At best, Vazire says you could use it as a comparative tool that can tell you how you rank on extroversion compared with others who have taken the same test. There have been studies that show certain Big 5 factor scores correlate with certain outcomes—conscientiousness correlates with longer life, for instance, and extroversion correlates with higher sales for sales reps. “But that doesn’t mean someone with high extroversion will be a better salesperson,” Vazire says. Correlations are just that; they could be incidental. But commercial personality assessments seem to depend heavily on such correlations. For example, one assessment from The Predictive Index, a company that measures behavioral characteristics and matches personality profiles to jobs, views such correlations in their own studies as a measure of success. “[We showed] in one client, a retail jeweler, that increases in dominance or aggression was responsible for $125,000 in revenue,” says Thad Peterson, one of the company’s executives. The idea behind The Index, Peterson says, is to use those measures to help “marry people to [job] positions.”

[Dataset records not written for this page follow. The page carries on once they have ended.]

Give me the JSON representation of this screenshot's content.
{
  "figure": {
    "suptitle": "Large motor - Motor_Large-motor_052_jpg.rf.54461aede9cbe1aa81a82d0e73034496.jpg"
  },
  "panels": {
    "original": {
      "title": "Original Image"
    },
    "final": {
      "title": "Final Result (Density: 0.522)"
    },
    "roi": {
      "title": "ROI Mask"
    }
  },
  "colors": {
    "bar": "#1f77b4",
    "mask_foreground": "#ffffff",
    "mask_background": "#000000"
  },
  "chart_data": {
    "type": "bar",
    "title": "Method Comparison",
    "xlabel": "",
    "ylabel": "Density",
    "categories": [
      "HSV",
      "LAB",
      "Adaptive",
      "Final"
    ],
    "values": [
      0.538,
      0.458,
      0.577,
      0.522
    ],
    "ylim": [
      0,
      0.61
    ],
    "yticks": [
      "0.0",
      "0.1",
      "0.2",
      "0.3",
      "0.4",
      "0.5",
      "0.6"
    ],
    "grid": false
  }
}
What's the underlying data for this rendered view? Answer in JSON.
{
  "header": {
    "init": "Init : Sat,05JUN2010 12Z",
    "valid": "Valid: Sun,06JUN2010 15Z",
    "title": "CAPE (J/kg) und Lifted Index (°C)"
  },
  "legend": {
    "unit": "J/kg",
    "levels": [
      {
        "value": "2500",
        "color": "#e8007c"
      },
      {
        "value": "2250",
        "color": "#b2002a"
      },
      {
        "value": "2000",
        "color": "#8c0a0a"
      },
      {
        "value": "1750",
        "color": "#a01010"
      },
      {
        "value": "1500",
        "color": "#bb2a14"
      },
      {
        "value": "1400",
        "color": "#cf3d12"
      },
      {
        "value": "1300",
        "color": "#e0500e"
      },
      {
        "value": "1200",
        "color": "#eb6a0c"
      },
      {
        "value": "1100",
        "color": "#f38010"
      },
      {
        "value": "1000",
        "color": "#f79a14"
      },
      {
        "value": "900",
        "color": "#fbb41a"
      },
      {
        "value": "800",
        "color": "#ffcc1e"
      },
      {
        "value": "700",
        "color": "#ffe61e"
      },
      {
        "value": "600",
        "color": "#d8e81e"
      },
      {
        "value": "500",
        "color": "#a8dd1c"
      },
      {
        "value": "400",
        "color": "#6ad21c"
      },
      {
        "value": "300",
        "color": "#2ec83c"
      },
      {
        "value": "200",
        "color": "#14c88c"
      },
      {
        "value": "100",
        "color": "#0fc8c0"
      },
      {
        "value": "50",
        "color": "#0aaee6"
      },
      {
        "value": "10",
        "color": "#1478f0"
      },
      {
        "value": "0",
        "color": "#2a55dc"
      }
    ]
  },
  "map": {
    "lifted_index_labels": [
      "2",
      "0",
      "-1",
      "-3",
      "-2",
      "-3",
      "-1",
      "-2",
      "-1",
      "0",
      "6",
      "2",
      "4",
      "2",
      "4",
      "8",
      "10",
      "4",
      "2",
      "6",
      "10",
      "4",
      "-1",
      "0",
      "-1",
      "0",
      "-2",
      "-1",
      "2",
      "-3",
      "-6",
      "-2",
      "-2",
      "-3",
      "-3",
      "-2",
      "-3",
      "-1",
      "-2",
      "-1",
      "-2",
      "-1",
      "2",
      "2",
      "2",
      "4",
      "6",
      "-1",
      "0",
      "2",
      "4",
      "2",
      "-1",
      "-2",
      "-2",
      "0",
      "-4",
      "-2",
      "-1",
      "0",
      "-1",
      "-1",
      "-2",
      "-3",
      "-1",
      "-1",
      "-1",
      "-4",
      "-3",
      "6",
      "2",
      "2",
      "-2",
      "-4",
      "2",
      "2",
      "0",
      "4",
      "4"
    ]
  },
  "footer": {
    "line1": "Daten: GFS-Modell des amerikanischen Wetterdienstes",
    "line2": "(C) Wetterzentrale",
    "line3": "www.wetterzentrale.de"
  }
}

Such personality assessments—particularly those targeted toward hiring recruiters and managers—aim to uncover a kind of “hidden truth about the person,” says Randy Stein, a psychologist at California Polytechnic State University, Pomona. “They assume that there is an essence of you and an essence of the job, and you should be matching up those two things in hiring,” he says. “But I don’t think there is a hidden truth—and even if there is, a personality test doesn’t do it.”

When you really break things down these kinds of tests are what you make of them. While they are valid on some levels they are not on others. Sure these tests are based on psychological science, but they are never going to be as spot-on as we would like for them to be.